MILAN (Reuters) - Concern over Fiat SpA’s FIA.MI ballooning debt dragged its stock lower on Tuesday as the Italian carmaker moved a step closer toward a full merger with Chrysler Group LLC by outlining plans for a single management team.
Fiat CEO Sergio Marchionne, who also runs Chrysler, raised his 2011 targets on the back of forecast-beating second-quarter results that incorporated the No. 3 U.S. automaker for the first time since Fiat took a majority stake in it last month.
But the new targets were below some analysts’ estimates, and worries about higher-than-expected debt at year-end pushed Fiat shares 4.5 percent lower to 7.17 euros at the market close.
The joint management team which Marchionne plans to unveil in the next few days is seen as a logical step bringing the two companies closer to a full-blown merger. But analysts say Fiat needs to first explain why its debt is rising, and how it might fund the purchase of the Chrysler stake it does not already own.
“Everything about the operating line looks good. The big confusion would be around the net debt figure. We’d like to know why there will be a 2 billion net outflow in the second half,” said a London-based analyst who asked not to be named.
Fiat, Europe’s sixth-biggest automaker by market share, forecast net industrial debt of 5.0 to 5.5 billion euros ($8 billion) at the end of 2011 -- compared with full-year analyst forecasts of 4.8 billion euros and a second-quarter debt of 3.4 billion euros.
Asked about the debt levels in a conference with analysts, Marchionne noted that the pro forma combined net debt stood at 6.3 billion euros in 2010, so the projected figure for this year would be an improvement.

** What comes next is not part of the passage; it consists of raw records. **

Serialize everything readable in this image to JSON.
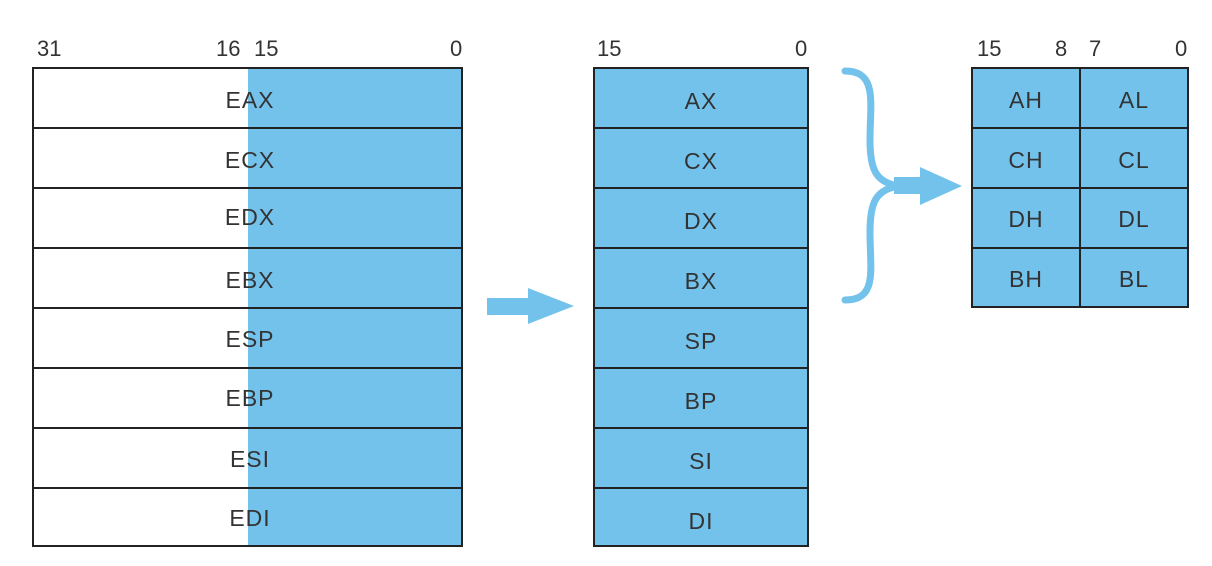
{
  "colors": {
    "register_fill": "#73c2ec",
    "border": "#222222",
    "text": "#333333",
    "arrow": "#73c2ec"
  },
  "block32": {
    "bit_labels": {
      "b31": "31",
      "b16": "16",
      "b15": "15",
      "b0": "0"
    },
    "registers": [
      "EAX",
      "ECX",
      "EDX",
      "EBX",
      "ESP",
      "EBP",
      "ESI",
      "EDI"
    ]
  },
  "block16": {
    "bit_labels": {
      "b15": "15",
      "b0": "0"
    },
    "registers": [
      "AX",
      "CX",
      "DX",
      "BX",
      "SP",
      "BP",
      "SI",
      "DI"
    ]
  },
  "block8": {
    "bit_labels": {
      "b15": "15",
      "b8": "8",
      "b7": "7",
      "b0": "0"
    },
    "rows": [
      {
        "high": "AH",
        "low": "AL"
      },
      {
        "high": "CH",
        "low": "CL"
      },
      {
        "high": "DH",
        "low": "DL"
      },
      {
        "high": "BH",
        "low": "BL"
      }
    ]
  },
  "icons": {
    "arrow_32_to_16": "right-arrow-icon",
    "brace": "right-brace-icon",
    "arrow_16_to_8": "right-arrow-icon"
  }
}
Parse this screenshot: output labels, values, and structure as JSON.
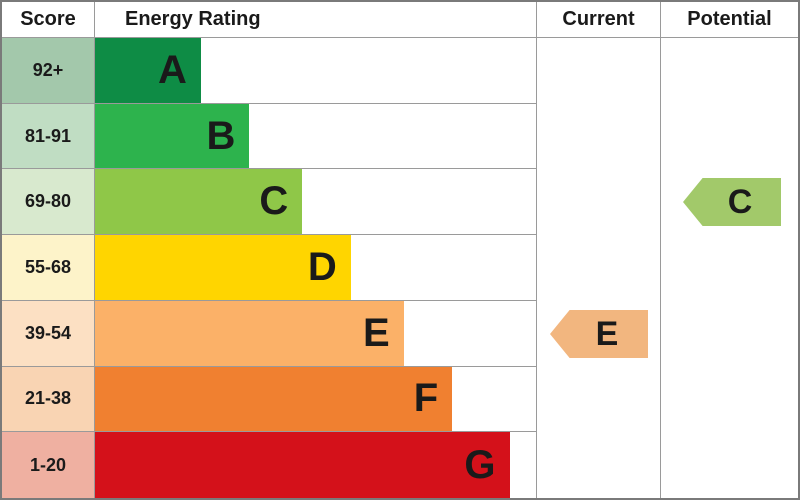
{
  "header": {
    "score": "Score",
    "energy_rating": "Energy Rating",
    "current": "Current",
    "potential": "Potential"
  },
  "bands": [
    {
      "score": "92+",
      "letter": "A",
      "color": "#0e8c45",
      "tint": "#a3c8ab",
      "bar_width_pct": 24
    },
    {
      "score": "81-91",
      "letter": "B",
      "color": "#2db34d",
      "tint": "#c0ddc3",
      "bar_width_pct": 35
    },
    {
      "score": "69-80",
      "letter": "C",
      "color": "#8fc748",
      "tint": "#d8e9ce",
      "bar_width_pct": 47
    },
    {
      "score": "55-68",
      "letter": "D",
      "color": "#ffd500",
      "tint": "#fdf3c9",
      "bar_width_pct": 58
    },
    {
      "score": "39-54",
      "letter": "E",
      "color": "#fbb168",
      "tint": "#fce0c3",
      "bar_width_pct": 70
    },
    {
      "score": "21-38",
      "letter": "F",
      "color": "#f08030",
      "tint": "#f9d4b3",
      "bar_width_pct": 81
    },
    {
      "score": "1-20",
      "letter": "G",
      "color": "#d4111a",
      "tint": "#efb0a1",
      "bar_width_pct": 94
    }
  ],
  "current": {
    "rating": "E",
    "color": "#f2b67f"
  },
  "potential": {
    "rating": "C",
    "color": "#a2c96a"
  },
  "chart_data": {
    "type": "bar",
    "title": "Energy Rating",
    "categories": [
      "A",
      "B",
      "C",
      "D",
      "E",
      "F",
      "G"
    ],
    "score_ranges": [
      "92+",
      "81-91",
      "69-80",
      "55-68",
      "39-54",
      "21-38",
      "1-20"
    ],
    "bar_width_pct": [
      24,
      35,
      47,
      58,
      70,
      81,
      94
    ],
    "band_colors": [
      "#0e8c45",
      "#2db34d",
      "#8fc748",
      "#ffd500",
      "#fbb168",
      "#f08030",
      "#d4111a"
    ],
    "columns": [
      "Score",
      "Energy Rating",
      "Current",
      "Potential"
    ],
    "current_rating": "E",
    "potential_rating": "C",
    "legend_position": "none",
    "grid": true
  }
}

Fiat said it now expects 2011 revenues of more than 58 billion euros -- up from an earlier forecast of 37 billion euros which did not incorporate Chrysler. However the target was below pro forma combined net revenues of 67 billion euros in 2010.
Fiat also raised its trading profit target to around 2.1 billion euros -- slightly below an analyst consensus of 2.2 billion euros.
Also weighing on the shares was news that Fiat expects its share of Brazil’s market, which hit record sales in the first half of the year and is Fiat’s fastest-growing market, to remain flat in 2011 compared with 2010.
“Q2 results are better than consensus but the outlook is slightly below,” wrote J.P. Morgan Cazenove in a report.
Marchionne, credited with turning around Fiat in recent years, wants to elevate the Italian carmaker to a global player through a revamped Chrysler. The group has targeted around 100 billion euros ($144.2 billion) in combined revenues by 2014.
He took over management of a bankrupt Chrysler under a 2009 bailout deal and has built up Fiat’s stake in the U.S. carmaker cheaply and more quickly than anticipated.
By the end of this year Fiat’s holding will rise to 58.5 percent -- an increase linked to Chrysler developing a Fiat-based fuel-efficient mid-size
But Fiat needs to decide what to do with the rest of Chrysler, a 41.5 percent stake that is owned by VEBA, the United Auto Workers union trust fund. Fiat already has an option to buy 40 percent of that stake, starting in June next year.
After initially planning an IPO to allow VEBA to cash in on its stake, Marchionne now seems to be aiming to buy it.
But if he went for a full takeover of Chrysler, he would need to convince ratings agencies Moody’s and Fitch -- which have already warned they may downgrade Fiat’s debt -- that Fiat’s finances are solid enough.
Marchionne kept his cards close to his chest on Tuesday, saying Fiat had a variety of options on what to do with VEBA. With 18 billion euros of liquidity expected at end-2011, he said Fiat had enough money to buy the stake if it wanted, but added he would not put Fiat’s credit rating at risk to do so.
He reiterated that there was a “dichotomy” between the valuation Fiat put on VEBA’s stake -- just over $3 billion -- and the $4.25 billion capped “threshold amount” that was set in 2009 and that VEBA is hoping to cash in.
Expectations that Marchionne would end up buying VEBA’s stake have led to speculation that Fiat might float luxury sports car maker Ferrari, although Marchionne said there was no such project on his desk. He said, however, there were assets he could consider selling.
Fiat, posted second-quarter group trading profit of 525 million euros ($753 million), as strong U.S. and Brazilian sales helped offset a weak European market in a quarter that included profits from Chrysler for the month of June.
That compared with a trading profit of 307 million euros for Fiat alone a year ago and a median analyst forecast in a consensus distributed by Fiat of 485 million euros. Fiat did not release 2010 proforma results for the second quarter alone.